Nasser officially began his duties on August 16th, but, having served this campus and Indiana University in a variety of positions over 30 years, he needs no introduction to many of you.

But let me take a few moments to share some of Nasser’s background and a few of his many accomplishments.

Nasser earned bachelor’s, master’s, and doctoral degrees in Mechanical Engineering from Syracuse University.

During his 30 years with Indiana University, Nasser has—time and again—demonstrated outstanding leadership. He joined the faculty in 1985 as assistant professor of mechanical engineering and went on to become chair of his department. He accepted a position as associate dean for graduate programs in the School of Engineering and Technology in 1995, was named associate dean for academic programs in 1996, and moved on to become the executive associate dean for academic programs in 2002.

In 2004, he became Vice Chancellor and Dean of Indiana University Purdue University Columbus, where he initiated the Bold Aspirations fund-raising campaign, a $4 million campaign that was the largest fundraising effort in IUPUC’s history. He also negotiated articulation agreements with six IUPUI schools to establish joint baccalaureate programs. And he worked with educators, businesses, and Columbus community leaders to identify areas of study that most significantly impacted south central Indiana and to prepare students for success in the region.

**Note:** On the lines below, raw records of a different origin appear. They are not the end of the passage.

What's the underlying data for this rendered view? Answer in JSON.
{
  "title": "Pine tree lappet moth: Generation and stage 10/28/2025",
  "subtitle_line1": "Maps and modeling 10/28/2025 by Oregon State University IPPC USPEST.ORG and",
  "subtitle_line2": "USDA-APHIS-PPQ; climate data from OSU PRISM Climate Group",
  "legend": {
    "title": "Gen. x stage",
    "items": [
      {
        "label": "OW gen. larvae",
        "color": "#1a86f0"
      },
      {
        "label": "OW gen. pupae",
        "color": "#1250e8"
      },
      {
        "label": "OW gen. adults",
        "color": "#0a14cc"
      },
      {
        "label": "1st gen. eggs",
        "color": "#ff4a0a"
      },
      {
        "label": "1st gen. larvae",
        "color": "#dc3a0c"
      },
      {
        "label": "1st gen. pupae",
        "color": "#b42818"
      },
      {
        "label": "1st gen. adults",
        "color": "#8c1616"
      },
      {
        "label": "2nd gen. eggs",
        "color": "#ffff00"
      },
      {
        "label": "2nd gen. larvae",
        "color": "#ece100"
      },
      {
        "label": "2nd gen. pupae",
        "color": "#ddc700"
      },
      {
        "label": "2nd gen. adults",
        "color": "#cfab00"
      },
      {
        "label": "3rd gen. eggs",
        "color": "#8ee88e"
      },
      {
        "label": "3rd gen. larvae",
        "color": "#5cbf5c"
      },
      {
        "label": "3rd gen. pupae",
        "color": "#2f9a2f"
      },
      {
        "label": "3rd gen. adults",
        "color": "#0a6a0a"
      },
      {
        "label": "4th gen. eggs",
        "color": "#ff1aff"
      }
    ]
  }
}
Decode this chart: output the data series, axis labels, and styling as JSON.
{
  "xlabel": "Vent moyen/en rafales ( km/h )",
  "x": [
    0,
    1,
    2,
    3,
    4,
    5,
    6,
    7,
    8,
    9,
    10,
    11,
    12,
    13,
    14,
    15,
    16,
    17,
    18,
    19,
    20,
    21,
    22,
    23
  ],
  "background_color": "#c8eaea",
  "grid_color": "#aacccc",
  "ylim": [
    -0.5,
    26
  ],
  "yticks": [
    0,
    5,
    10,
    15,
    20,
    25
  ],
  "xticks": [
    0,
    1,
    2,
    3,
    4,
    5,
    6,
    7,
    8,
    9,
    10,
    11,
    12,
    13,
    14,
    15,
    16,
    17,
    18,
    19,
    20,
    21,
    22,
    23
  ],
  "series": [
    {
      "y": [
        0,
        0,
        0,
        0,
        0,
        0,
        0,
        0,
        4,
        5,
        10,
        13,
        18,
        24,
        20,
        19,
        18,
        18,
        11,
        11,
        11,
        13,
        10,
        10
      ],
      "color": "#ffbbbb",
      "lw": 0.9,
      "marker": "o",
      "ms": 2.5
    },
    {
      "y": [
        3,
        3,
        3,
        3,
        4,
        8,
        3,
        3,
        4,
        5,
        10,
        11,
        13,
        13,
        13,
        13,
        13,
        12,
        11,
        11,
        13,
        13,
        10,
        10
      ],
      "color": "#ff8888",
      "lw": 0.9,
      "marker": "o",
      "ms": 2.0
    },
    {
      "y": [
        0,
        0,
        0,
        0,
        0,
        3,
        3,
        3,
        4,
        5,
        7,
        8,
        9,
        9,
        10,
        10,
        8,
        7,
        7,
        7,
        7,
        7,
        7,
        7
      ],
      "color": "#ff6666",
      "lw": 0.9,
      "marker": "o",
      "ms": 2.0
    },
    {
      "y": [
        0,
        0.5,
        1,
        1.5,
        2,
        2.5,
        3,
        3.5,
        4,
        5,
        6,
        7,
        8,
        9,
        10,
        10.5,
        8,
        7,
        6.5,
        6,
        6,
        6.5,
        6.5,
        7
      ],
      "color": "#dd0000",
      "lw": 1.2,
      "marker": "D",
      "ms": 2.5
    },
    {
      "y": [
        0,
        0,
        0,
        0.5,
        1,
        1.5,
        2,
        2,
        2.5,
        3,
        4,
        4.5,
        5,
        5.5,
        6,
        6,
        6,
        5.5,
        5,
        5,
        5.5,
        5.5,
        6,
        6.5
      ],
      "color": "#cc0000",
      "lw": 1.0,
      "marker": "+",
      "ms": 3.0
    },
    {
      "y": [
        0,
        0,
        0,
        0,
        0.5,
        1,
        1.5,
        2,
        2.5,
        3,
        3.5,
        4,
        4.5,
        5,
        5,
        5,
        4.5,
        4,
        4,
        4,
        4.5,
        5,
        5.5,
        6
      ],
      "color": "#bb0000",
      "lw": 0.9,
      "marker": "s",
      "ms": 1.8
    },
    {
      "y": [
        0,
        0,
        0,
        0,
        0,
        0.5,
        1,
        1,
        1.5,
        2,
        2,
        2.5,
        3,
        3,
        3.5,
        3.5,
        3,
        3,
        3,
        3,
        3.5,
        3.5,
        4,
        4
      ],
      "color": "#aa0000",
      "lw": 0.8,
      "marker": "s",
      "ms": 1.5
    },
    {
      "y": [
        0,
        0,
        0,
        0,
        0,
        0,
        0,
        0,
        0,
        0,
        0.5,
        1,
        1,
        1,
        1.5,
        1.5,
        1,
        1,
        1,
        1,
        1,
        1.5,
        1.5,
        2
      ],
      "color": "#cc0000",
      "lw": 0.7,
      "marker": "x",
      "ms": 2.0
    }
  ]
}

In 2007, he was named interim chancellor of IU East, and officially accepted the role as IU East’s fifth chancellor on January 1, 2009. His service in Richmond was a continuation of the fine work that has characterized his decades of service to this university. He led strategic planning and a campus transformation that resulted in an 87 percent enrollment increase, an improved first-year retention rate, and a marked increase in graduation rates. Through his leadership, the campus planned and implemented online education programs that placed the campus at the forefront of such activity at IU. He also worked with community stakeholders and the campus to enhance university facilities, revitalize the image of the campus and its fundraising, and improve faculty and staff morale and campus pride.

In 2012, Nasser returned to the Indianapolis campus as executive vice chancellor. In that role, he led a comprehensive and inclusive strategic planning process that resulted in Our Commitment to Indiana and Beyond: the IUPUI Strategic Plan, which is guided by and derives from the Indiana University Bicentennial Strategic Plan, the over-arching university-wide strategic plan. In the past year, he has led the campus in implementing the strategic plan’s 10 goals for the campus, including enhancements to undergraduate education and other developments that will help IUPUI fulfill its new vision, help the campus achieve greater success and distinction, and contribute further to economic development in the state.

Nasser is a man of great energy, integrity, and conviction. He is a man dedicated to the values at the heart of the very best liberal education. We are most fortunate to count him among the leadership of this great university at this historic time—as IUPUI prepares to celebrate its 50th anniversary as a campus in 2019, and as Indiana University as a whole prepares to to celebrate its Bicentennial in 2020—and as all of us at Indiana University recommit ourselves to building the foundation for the university’s enduring strength.

Source Notes

  1. Charles E. Hathaway, Paige E. Mulhollan, and Karen A. White, “Metropolitan Universities: Models for the Twenty-First Century,” in Daniel Milo Johnson, David Arnold Bell, eds., Metropolitan Universities: An Emerging Model in American Higher Education, (University of North Texas Press, 1995), 13.